Plant shoot biomass clipped after termination was measured for fresh weight and then dried at 60 °C until constant weight and ground for mineral content analysis (Ward Laboratories Inc., Kearney, NE). Plant fresh root biomass was measured after carefully washing the soil attached to the roots and dried at 60 °C to obtain dry biomass. The dried plant samples were analyzed for macro- and micronutrients by a commercial laboratory (Ward Laboratories Inc., Kearney, NE, USA).

Analyses of 16S rRNA, qnorB, nirK, nirS, and clade I nosZ copies

Soil DNA was extracted from 0.5 g of fresh soil that was collected at 12 and 28 DAP using the FastDNA Spin Kit for Soil (Cat. No. 116560200, MP Biomedicals) following the standard kit protocol2. The concentration of the eluted DNA was measured using the Nanodrop Microvolume UV–Vis Spectrophotometer (Thermo Fisher Scientific), and the samples were stored at − 20 °C until analysis.

Quantitative polymerase chain reaction (qPCR) analysis was conducted following Fiedler et al.2. In this analysis, the number of 16S rRNA, qnorB, nirK, nirS, and clade I nosZ copies were determined46,47. The 16S rRNA provides an index for the bacterial domain48,49,50, whereas the nirK and nirS genes encode for the nitrite reductase enzyme that catalyzes the conversion of nitrite to nitric oxide. The qnorB gene encodes for nitric oxide reductase that catalyzes the reduction of NO to N2O51, and the bacterial gene nosZ encodes for nitrous oxide reductase that catalyzes the reduction of N2O to N252. For qPCR analysis, standards (see Supplementary Table 1 online) and primers (see Supplementary Table 1 online) were ordered from Integrated DNA Technologies. The concentration of the extracted DNA samples was standardized to 20 ηg µL−1 following the manual (Pub. No. MAN0018825, https://assets.thermofisher.com/TFS-Assets/LSG/manuals/MAN0018825_PowerTrackSYBRGreenMasterMix_UG.pdf) provided with PowerTrack SYBR Green Master Mix (Thermo Fisher Scientific)2. The qPCR reaction was conducted in 20 µL volume, and the total volume contained a 10 µL aliquot of the SYBR Green Master Mix, 8 µL of ddH2O, 0.5 µL of both forward and reverse primers (8000 ηM concentration), and 1 µL of the template DNA.
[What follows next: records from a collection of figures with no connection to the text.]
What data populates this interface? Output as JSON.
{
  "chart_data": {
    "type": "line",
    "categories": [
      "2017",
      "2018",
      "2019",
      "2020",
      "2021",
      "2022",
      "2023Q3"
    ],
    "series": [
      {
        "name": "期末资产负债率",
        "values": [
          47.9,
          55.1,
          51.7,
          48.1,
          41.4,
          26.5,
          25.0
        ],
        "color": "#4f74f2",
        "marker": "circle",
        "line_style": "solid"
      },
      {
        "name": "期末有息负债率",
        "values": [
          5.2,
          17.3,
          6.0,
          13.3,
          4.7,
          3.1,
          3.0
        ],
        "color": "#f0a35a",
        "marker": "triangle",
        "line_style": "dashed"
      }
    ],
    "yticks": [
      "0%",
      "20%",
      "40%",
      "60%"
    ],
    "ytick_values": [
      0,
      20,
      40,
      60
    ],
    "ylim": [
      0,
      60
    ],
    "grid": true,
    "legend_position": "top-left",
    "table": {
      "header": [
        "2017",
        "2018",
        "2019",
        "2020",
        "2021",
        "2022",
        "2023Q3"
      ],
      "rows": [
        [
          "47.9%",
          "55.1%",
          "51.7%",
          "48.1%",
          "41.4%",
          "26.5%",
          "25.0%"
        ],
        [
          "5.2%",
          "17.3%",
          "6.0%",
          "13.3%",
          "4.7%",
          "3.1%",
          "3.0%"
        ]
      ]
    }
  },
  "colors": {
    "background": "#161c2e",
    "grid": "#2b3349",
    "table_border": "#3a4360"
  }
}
Soil microbial biomass analysis

Soil microbial biomass was determined using phospholipid fatty acid analysis2,8 following Buyer and Sasser53. Extracts were analyzed using a Shimadzu GC-2010 plus gas chromatograph (Shimadzu Corporation, Japan). A standard was used to calibrate the gas chromatograph before and after 11 samples, and the extracted fatty acids were characterized into different microbial communities using the Sherlock Software (Biolog, Inc., Hayward, CA).

Data analysis

Plants, soils, GHG emissions, and number of gene copies were analyzed using ANOVA test using base R programming (v4.3.1) and upon significant treatment difference, the least significant difference mean separation was conducted using the “agricolae” package. The output of a normal Q–Q plot was used to determine the normality. The GHG measurements were separated into four 7-day periods, 0–7, 8–14, 15–21, and 22–28 days after planting with day 0–7 representing a period before seedling emergence. Most of the seedlings emerged during days 8–14; therefore, days 15–21 and 22–28 represent the periods of seedling growth. The 95% confidence intervals for many of the measured values are provided. Unless noted, significant differences are reported at the 5% level. Correlation across the different genes copy numbers, cumulative N2O and CO2 at 8–14 and 22–28 DAP periods, and soil water content were calculated using the inbuilt ‘cor’ function in R.